There are two reactions here in Britain that should bemuse readers. The first is that Trump must have a cunning plan and time will reveal his genius (my favourite theory being that it’s all a message to China). You see this a lot among supposedly intelligent rightwing commentators. The second is that the UK should have thrown in its lot with the Americans and Israelis as soon as they started bombing. This seems to have been the position of the Conservative and Reform parties.
I am amazed. Their idea is that the UK should support a war for which no preparation was made, for which no legal sanction was sought, which even the US vice president doesn't believe in, and which is being waged by an administration whose increasingly impulsive leader – rather than consulting allies – has spent the last year insulting them and whose officials ended up last December issuing a security strategy that suggested it was in American interests to undermine European governments.

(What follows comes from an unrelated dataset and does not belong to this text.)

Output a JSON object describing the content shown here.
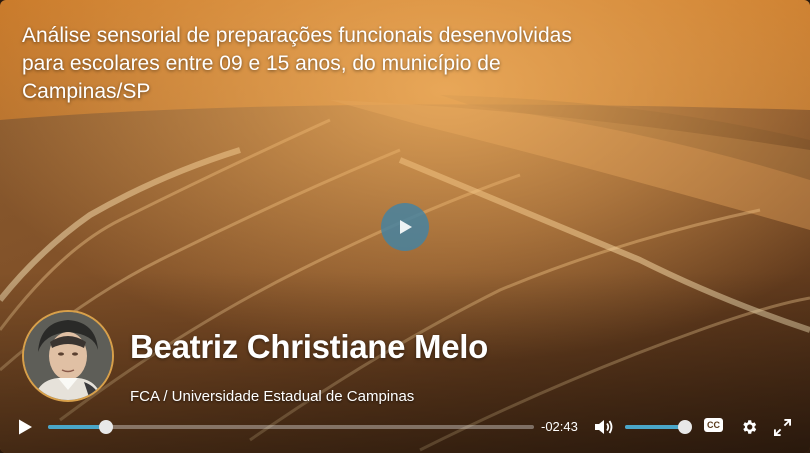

And what effect has that war had so far? The Iranian people cower in their basements while the regime survives. Almost unnoticed, the Lebanese flee their homes for fear of Israeli bombardment. The economies of the unconsulted world are being impacted by the war. As the oil price rises, Russia is strengthened. Five thousand US marines are heading for the Gulf. And the dangerous perception that US foreign policy is in hock to Israel is now common on both the American left and the American right.